Yangının başlangıcında konukları tahliye etmek için çaba sarf eden otel çalışanı Halil Gümüş, şu ifadeleri kullandı:
“Çığlık sesleriyle uyandım. Aslında o sesler hala kulağımda çınlayıyor. İnsanların ‘Kurtarın beni’ demekten başka hiçbir çaresi yoktu. Bulabildiğimiz merdivenlerle alt katlardan konukları tahliye etmeye başladık. Yaklaşık 25 kişiyi kurtarmayı başardık. Ancak üst katlardaki tahliye bizim için çok zordu."
Yangın Alarmı ve Yangın Tüpleri Yetersizdi
Otel personeli Kemal Gümüş, yangının çıkışından sonra alarmların çalışmadığını ve otelin ahşap yapısının yangını hızla yaydığını belirtti:
“Ahşap bir bina. Yangın alarmı olsa bu kadar insan vefat etmezdi. Yani var ama çalışmıyor. Hani çoğu insan dumandan öldü, dumandan ölmeyenler ise korkudan aşağı atladı.”
Gümüş, bir hemşirenın korkup kendini aşağı attığını ve bu nedenle hayatını kaybettiğini söyledi.

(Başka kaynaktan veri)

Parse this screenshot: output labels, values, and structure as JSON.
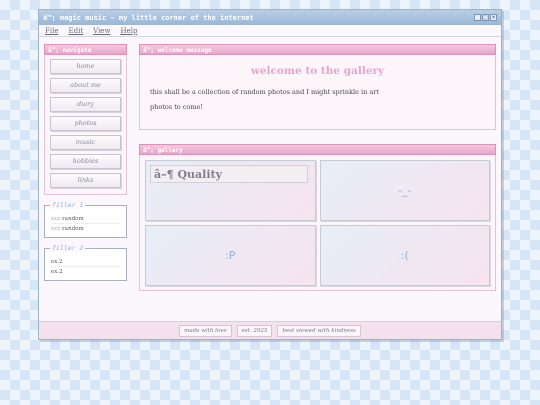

Çocukları Kurtarırken Hayatını Riski Attı
Otelin temizlik görevlisi Neçirvan Öner, yangın anında çocukları kurtarmak için verdiği mücadeleyi anlattı:
“Yüzüme bir maske aldım, maskeyi ıslatıp içeri girdim. Çocuk sesleri geliyordu. Yanıma iki çocuk aldım. Ailelerini de arkamdan ışık tutarak yönlendirdim. Dışarı çıktığımda aileyi hemen ambulans görevlilerine teslim ettim. Ancak zehirlenmişim. Arkadaşım fark etmese belki ben de yaşamıyordum.”
“Hiçbir Önlem Yoktu”
Öner, otelde yangına karşı alınan önlemlerin yetersizliğini dile getirerek şu ifadeleri kullandı:
“Düzgün bir yangın merdiveni yok, katlarda yangın tüpü eksik, yangın alarmları çalışmıyor. Bir misafire çarşafları ıslatıp kapıyı kapatmasını söyledim. Adam dediklerimi yaptı ve yaşamını kurtardı. Ancak çocukları olmasa kendini aşağı atacak kadar çaresizdi.”